In the Footsteps of the Valiant (Volume Two)

We have just finished publishing my new book “In the Footsteps of the Valiant”. This is the second book of five, and tells about some more of the High School’s long forgotten casualties in World War II. Here is the front cover, with the shorter title and nine new pictures to look at:

And here is the blurb from the back cover:

“This is the second of five books commemorating the ultimate sacrifice made by the brightest young men of Nottingham in the Second World War. After six years of ground-breaking research, John Knifton has uncovered over 100 forgotten war heroes, men who served their country in countless ways. All of them had one thing in common: they spent their boyhood years at Nottingham High School.

This book does not glorify the deaths of these men; but instead builds a monument to the unfinished lives they sacrificed for our freedom today. John Knifton conjures up the ghost of these men’s forgotten lives: their childhoods, families, homes, neighbourhoods, and the loved ones they left behind. You will discover their boyhood hobbies and their sporting triumphs, where they worked as young adults and the jobs they had. Most of all, you will find all the previously unknown details of the conflicts they fought in and how they met their untimely ends.
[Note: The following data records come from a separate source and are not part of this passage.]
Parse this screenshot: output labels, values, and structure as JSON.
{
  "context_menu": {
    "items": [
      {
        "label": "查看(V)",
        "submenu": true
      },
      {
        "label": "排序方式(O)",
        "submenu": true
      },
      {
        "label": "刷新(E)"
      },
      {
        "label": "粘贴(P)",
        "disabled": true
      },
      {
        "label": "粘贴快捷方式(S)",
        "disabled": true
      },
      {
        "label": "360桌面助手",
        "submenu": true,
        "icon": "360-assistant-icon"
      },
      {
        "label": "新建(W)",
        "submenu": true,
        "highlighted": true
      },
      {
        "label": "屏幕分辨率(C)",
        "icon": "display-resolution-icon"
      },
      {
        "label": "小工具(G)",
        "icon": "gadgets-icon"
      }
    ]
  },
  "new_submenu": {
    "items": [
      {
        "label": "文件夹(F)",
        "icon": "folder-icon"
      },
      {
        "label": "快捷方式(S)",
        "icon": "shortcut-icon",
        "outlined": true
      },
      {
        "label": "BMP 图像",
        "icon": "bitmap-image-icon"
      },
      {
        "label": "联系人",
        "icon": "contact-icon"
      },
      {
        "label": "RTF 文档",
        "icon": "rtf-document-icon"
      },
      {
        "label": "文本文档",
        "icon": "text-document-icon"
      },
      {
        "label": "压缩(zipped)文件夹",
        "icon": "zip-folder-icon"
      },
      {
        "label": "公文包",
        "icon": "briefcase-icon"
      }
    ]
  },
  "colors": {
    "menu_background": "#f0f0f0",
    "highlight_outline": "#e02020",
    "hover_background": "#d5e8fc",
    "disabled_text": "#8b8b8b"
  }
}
John Knifton’s project puts the humanity back into history, set against the backdrop of the Nottingham of yesteryear. No tale untold. No anecdote ignored.”

This book is now available for purchase through Lulu.com:

https://www.lulu.com/en/us/shop/john-knifton/in-the-footsteps-of-the-valiant-the-lives-and-deaths-of-the-forgotten-heroes-of-nottingham-high-school-volume-two/paperback/product-176j6pwm.html

The book has 332 pages and is “Crown Quarto”, that is to say, 189 mms x 246 mm (7.44 inches x 9.68 inches). The book contains just under 150,000 words and can therefore be compared with books such as “Sense and Sensibility”(119K), “A Tale of Two Cities”(135K) “The Return of the King”(137K), 20,000 Leagues under the Sea” (138K), “Oliver Twist” (156K) and “The Two Towers” (156K).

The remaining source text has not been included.